A spokesman for Milley, Col. David Butler, said the training is an extension of what the United States has been offering since 2014. It is part of international efforts, Butler said, to help Ukrainian forces repel Russian invaders.

“The urgency was clear,” Butler said. “These soldiers go to defend their country in battle.”

Milley, speaking on the flight from Washington to Europe on Sunday, underscored the timeliness of the efforts, but acknowledged that it is not yet clear how soon the Ukrainian unit brought to Germany will be ready to use the new weapons in combat.

‘It’s going to take a while,’ said Milley. “Five, six, seven, eight weeks, who knows. We’ll see what happens here. But in terms of criticality, the need is now.”

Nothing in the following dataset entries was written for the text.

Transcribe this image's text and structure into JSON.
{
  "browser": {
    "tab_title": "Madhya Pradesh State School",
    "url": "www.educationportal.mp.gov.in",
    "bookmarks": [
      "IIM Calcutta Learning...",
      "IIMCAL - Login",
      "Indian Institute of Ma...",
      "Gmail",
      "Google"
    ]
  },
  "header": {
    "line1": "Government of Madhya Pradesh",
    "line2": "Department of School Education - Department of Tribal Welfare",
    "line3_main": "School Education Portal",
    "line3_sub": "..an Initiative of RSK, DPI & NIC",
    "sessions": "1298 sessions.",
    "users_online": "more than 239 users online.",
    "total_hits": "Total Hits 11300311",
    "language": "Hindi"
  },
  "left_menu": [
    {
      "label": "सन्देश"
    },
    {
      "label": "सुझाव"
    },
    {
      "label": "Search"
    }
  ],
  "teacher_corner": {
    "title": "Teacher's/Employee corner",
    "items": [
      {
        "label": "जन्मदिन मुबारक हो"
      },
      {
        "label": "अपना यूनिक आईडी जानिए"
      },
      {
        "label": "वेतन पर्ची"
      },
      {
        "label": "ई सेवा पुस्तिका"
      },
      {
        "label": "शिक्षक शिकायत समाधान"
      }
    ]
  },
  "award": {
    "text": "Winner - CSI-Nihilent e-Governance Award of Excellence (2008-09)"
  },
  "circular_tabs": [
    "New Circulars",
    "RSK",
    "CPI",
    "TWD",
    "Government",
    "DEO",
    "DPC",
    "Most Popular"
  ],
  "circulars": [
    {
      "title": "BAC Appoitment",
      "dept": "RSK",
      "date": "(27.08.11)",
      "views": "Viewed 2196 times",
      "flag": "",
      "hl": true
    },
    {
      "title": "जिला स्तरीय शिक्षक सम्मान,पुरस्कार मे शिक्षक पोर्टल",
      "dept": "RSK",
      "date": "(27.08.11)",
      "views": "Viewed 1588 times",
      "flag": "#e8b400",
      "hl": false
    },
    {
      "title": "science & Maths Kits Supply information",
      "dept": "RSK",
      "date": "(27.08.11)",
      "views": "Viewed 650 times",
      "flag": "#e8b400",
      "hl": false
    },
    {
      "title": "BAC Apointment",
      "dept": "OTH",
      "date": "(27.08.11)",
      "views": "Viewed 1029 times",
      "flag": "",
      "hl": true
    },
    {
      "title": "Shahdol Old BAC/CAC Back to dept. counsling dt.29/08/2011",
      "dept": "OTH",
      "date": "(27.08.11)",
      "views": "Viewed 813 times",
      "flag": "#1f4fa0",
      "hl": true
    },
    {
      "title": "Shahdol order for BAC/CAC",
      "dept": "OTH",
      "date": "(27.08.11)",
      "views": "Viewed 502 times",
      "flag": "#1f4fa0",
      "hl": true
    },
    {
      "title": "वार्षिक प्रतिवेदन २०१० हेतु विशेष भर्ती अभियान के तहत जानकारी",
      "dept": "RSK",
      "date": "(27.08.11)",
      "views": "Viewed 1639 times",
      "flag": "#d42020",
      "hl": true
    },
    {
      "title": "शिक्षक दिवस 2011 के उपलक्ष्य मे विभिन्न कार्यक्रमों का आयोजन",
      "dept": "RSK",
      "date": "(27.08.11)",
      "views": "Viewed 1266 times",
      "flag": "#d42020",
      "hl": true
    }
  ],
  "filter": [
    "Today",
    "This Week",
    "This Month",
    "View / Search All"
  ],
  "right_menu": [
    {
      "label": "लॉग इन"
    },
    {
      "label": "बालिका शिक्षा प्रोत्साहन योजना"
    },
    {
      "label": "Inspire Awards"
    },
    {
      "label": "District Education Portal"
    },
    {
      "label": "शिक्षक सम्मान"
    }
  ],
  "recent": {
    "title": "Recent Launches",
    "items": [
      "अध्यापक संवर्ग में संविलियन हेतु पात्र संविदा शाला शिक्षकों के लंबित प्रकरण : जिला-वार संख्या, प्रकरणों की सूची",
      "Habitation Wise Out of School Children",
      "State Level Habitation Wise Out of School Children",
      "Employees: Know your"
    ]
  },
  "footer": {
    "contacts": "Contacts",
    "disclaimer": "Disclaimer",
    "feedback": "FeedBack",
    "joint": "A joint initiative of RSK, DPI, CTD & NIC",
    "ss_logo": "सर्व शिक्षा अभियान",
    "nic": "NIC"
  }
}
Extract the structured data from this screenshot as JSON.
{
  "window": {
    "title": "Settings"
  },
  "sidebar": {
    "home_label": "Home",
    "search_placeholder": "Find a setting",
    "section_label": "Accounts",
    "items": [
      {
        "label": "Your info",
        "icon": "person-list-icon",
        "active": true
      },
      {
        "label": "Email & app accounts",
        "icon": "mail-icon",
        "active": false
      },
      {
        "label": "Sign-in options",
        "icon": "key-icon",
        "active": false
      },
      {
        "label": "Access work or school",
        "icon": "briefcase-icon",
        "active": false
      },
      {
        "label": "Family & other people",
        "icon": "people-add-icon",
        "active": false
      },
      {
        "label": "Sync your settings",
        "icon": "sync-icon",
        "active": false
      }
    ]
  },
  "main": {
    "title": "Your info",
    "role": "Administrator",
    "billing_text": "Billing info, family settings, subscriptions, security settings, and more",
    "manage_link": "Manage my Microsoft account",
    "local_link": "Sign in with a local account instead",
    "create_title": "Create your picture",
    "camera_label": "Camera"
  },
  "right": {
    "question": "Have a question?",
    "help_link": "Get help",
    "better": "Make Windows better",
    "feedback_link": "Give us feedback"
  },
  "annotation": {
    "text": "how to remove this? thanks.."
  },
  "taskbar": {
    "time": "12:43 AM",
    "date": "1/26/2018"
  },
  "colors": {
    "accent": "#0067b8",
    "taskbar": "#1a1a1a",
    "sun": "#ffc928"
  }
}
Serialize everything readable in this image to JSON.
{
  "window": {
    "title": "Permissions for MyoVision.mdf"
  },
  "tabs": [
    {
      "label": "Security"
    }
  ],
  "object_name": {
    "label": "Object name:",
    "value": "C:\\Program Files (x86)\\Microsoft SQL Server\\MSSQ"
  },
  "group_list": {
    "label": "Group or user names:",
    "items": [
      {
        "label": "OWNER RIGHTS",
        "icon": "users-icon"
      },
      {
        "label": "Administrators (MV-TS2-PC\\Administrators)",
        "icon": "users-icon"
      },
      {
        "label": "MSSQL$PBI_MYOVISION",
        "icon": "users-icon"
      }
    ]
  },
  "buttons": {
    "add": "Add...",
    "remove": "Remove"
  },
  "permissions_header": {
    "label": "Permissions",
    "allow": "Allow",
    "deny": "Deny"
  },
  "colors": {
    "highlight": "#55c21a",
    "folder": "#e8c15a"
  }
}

Milley is expected to spend the week in Europe, also visiting a facility that serves as a transit point for arms to Ukraine and meeting with senior Allied military officials. On Friday, he will join Defense Secretary Lloyd Austin at the Ramstein Air Force Base in Germany for attending the recent Ukraine Contact Group meeting, a regular gathering of international defense officials willing to provide Ukraine with military support and review what type of equipment they can provide .

The general said that while Ukraine has stressed its desire for tanks and other armored vehicles, what it needs most of all is more air defenses, an ongoing challenge underscored by Russia’s launching a missile attack on a killed housing complex in the city of Dnipro over the weekend dozens of people.

“They get hit by really heavy attacks every few weeks, and they’re attacks on civilian infrastructure,” the general said. “The Russians are deliberately attacking civilians and civilian infrastructure for political reasons. That alone is a war crime.”